Я вдруг вспомнил, что сегодня мне исполняется двадцать три года. Никому, ни одной душе не подумалось об этом. Может, и подумалось, но никто не знает, где я. Кроме ассистента, никто не знает о моем местонахождении.

«Есть некий болевой центр, из него исходит всё, — сказал он. — Этот центр боли — в центре самой природы. Природа строится на многих центрах, но главным образом на болевом. Он, как и другие центры природы, строится на сверхболи, он стоит, можно сказать, на монументальной боли. Знаете, — сказал художник, — я и попытался бы разогнуться, но для меня это невозможно. Я чересчур горблюсь. Разве не так? Вы уж извините мне мою сгорбленность. Наверное, у меня жалкий вид. Вам и не вообразить неимоверность моей боли. Боль и мука во мне нижутся друг на друга, руки и ноги сопротивляются, как могут, но всё больше становятся невиннейшими из жертв. Да еще этот сырой снег, эти неимоверные массы снега! Бывают состояния, когда голова становится непосильной ношей. А какое напряжение сил: десять обычных мужчин не смогут поднять мою голову, если не обладают определенной выучкой. Вы только представьте себе: я трачу силу десятерых специально обученных атлетов, чтобы держать голову. Если бы я мог развить эту силу для себя! Видите, я растрачиваю свою силу без всякого смысла, ибо это бессмыслица — держать поднятой такую голову, как моя. Если бы хоть сотую долю этой силы я мог вложить в самого себя, так, чтобы от этого было побольше толку… Я бы перетасовал все правила и все достижения мысли.

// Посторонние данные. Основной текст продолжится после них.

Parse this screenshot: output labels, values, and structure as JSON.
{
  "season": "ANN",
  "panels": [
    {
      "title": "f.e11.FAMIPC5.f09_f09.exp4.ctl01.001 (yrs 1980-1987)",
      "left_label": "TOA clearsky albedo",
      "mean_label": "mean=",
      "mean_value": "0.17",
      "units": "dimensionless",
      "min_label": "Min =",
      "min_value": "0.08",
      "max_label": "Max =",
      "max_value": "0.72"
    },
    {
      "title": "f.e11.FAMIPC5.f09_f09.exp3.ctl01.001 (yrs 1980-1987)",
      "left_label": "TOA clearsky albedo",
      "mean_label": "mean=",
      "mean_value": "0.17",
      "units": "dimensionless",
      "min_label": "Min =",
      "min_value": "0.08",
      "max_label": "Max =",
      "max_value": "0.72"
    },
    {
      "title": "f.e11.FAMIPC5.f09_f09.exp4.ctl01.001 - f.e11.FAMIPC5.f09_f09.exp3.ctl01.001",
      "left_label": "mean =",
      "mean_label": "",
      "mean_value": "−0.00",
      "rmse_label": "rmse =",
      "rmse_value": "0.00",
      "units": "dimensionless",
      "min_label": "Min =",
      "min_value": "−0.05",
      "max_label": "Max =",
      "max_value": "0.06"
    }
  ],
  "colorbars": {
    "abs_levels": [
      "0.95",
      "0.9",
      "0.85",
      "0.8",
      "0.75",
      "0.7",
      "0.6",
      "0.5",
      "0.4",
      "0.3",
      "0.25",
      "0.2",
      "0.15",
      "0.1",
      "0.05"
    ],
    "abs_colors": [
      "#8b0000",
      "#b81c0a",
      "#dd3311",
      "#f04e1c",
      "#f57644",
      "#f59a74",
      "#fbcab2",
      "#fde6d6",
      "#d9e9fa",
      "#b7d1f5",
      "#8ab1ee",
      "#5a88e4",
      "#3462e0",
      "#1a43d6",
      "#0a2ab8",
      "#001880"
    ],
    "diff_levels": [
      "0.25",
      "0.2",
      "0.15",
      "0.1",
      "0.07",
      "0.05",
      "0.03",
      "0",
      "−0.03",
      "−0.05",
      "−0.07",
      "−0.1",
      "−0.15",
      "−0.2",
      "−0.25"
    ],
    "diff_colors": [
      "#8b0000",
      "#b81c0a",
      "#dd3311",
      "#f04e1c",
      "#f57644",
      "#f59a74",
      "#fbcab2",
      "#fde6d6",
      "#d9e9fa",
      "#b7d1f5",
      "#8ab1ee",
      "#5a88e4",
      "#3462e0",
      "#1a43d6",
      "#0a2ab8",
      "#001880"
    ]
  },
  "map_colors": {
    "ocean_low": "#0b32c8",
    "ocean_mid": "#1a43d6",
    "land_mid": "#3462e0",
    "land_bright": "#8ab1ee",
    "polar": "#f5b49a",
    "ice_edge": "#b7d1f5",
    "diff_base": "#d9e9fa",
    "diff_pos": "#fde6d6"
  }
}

Я стяжал бы всю славу духовного мира. Сотую долю! И я стал бы чем-то вроде второго творца! Люди не смогли бы мне возразить! Я бы мигом повернул вспять тысячелетия и заставил бы течь в другом, лучшем направлении. А так мои силы сосредоточены на моей голове, на ее боли, и всё бессмысленно. Эта голова, доложу вам, ни на что не способна. В ее сердцевине пылает беспомощный земной шар, и всё заполнено разъятыми созвучиями!»

«Воспоминание порождает болезнь. Всплывает какое-то слово, рисующее городские кварталы. Ужасающая архитектура. Внутренний взгляд упирается в людские скопища, попытки сближения с ними бессмысленны! День угас». Девяносто восемь человек из ста, по его мнению, страдают навязчивыми идеями, с которыми засыпают и просыпаются. «Каждый норовит перейти вброд омут какой-нибудь идеи, одни погружаются по горло, другие с головой, покуда мрак не укажет им на полную безнадежность. Полицейские каталажки с послеполуденной тишиной, с храпом и испарениями от тел заключенных… Одному лезет в голову то же, что и другому: человеческое месиво дорожной катастрофы, случившейся то ли несколько недель, то ли несколько лет назад. Севооборот совершают здесь, не ведая ни о странах света, ни об интенсивности светопоглощения: леса, луга, дороги, рыночные площади, что рвутся на части по воле фантазии, ярятся реки, разбитые плотинами, хозяева-мастеровые орудуют длинными ножами в мозгах голытьбы». Есть поистине престарелые мечты, так называемая «юриспруденция простых людей». Закон, гласящий, что всё повторяется и в то же время неповторимо. Бесконечное перелопачивание, полное рассыпание всех понятий. Радость тянет к себе радость, порок — порок, рисовка — рисовку, любовь — любовь. «То, что соединяет меня с самим собой — дальше всего от меня», и «время — отнюдь не средство заниматься им», и «я — жертва собственных теорий и в то же время их властелин».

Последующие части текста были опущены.